Primary analyses compared total rates of IPV victimization and perpetration (in separate models) between intervention and control group women when children were (1) 1 to 3 years of age and separately when they were (2) 7 to 9 years of age. Additional analyses compared the rates of specific IPV types between intervention and control women during the same 2 periods. All models adjusted for nonequivalence, defined as a P value <.20, between the intervention and control groups' baseline sociodemographic characteristics including past-year alcohol use (dichotomous), maternal mental health (dichotomous), and past-year employment (dichotomous). Child age (continuous) was included to model time. Because of concern that study site might be a confounder, we also adjusted for site (categorical) in all analyses. Models examining total IPV victimization and perpetration controlled for baseline IPV (continuous).
We conducted 2 sensitivity analyses. For all reported analyses, women with no partner were coded as no IPV. However, the first sensitivity analysis was conducted to test whether omitting women who reported no intimate partner in the past year resulted in similar findings compared with our approach of coding these women as having no IPV in the past year. Second, we conducted a sensitivity analysis to test whether the exclusion of outliers, ie, women with greater than 100 IPV events at any interview, resulted in similar findings to regression models including these women.
The randomized controlled trial and the current analyses were approved by our institutional review boards. The randomized controlled trial also was approved by the Hawaii Department of Health and the 6 recruitment hospitals.
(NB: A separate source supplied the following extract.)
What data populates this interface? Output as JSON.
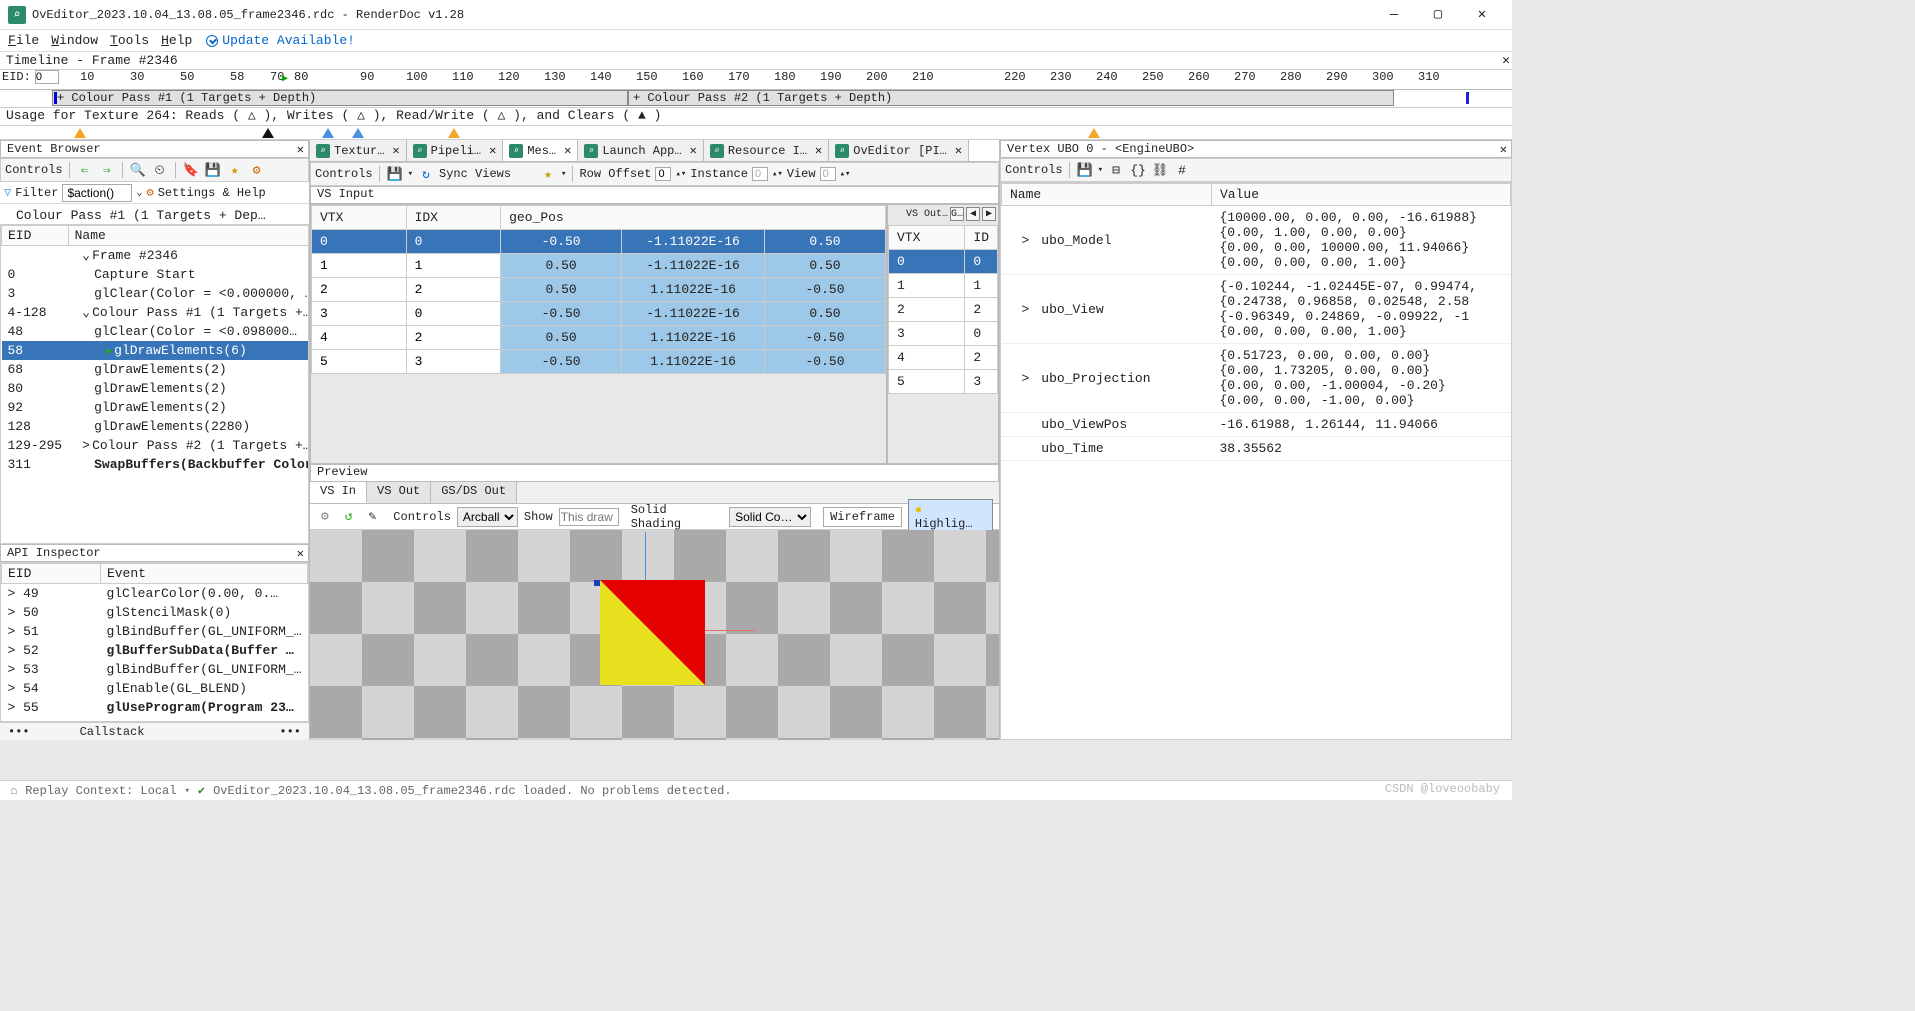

After consenting, 270 women in the control group and 373 women in the intervention group completed the baseline interview (Figure 1). Of these 643 women, 86% in the control group and 91% in the intervention group completed the final interview when the child was 9 years of age. Compared with women remaining in the study, women lost to follow-up were more likely to be Asian (44% vs 26%) and less likely to be Native Hawaiian (20% vs 35%). Differences in the distributions of other baseline characteristics were minimal. Comparing the 39 lost-to-follow-up control women vs the 33 lost-to-follow-up intervention women, a lower proportion of the control group were employed at baseline (44% vs 70%).
Participant flow through recruitment, intervention, and follow-up. *Multiple imputation used to decrease bias from loss to follow-up. CPS indicates Child Protective Services; HSP, Healthy Start Program.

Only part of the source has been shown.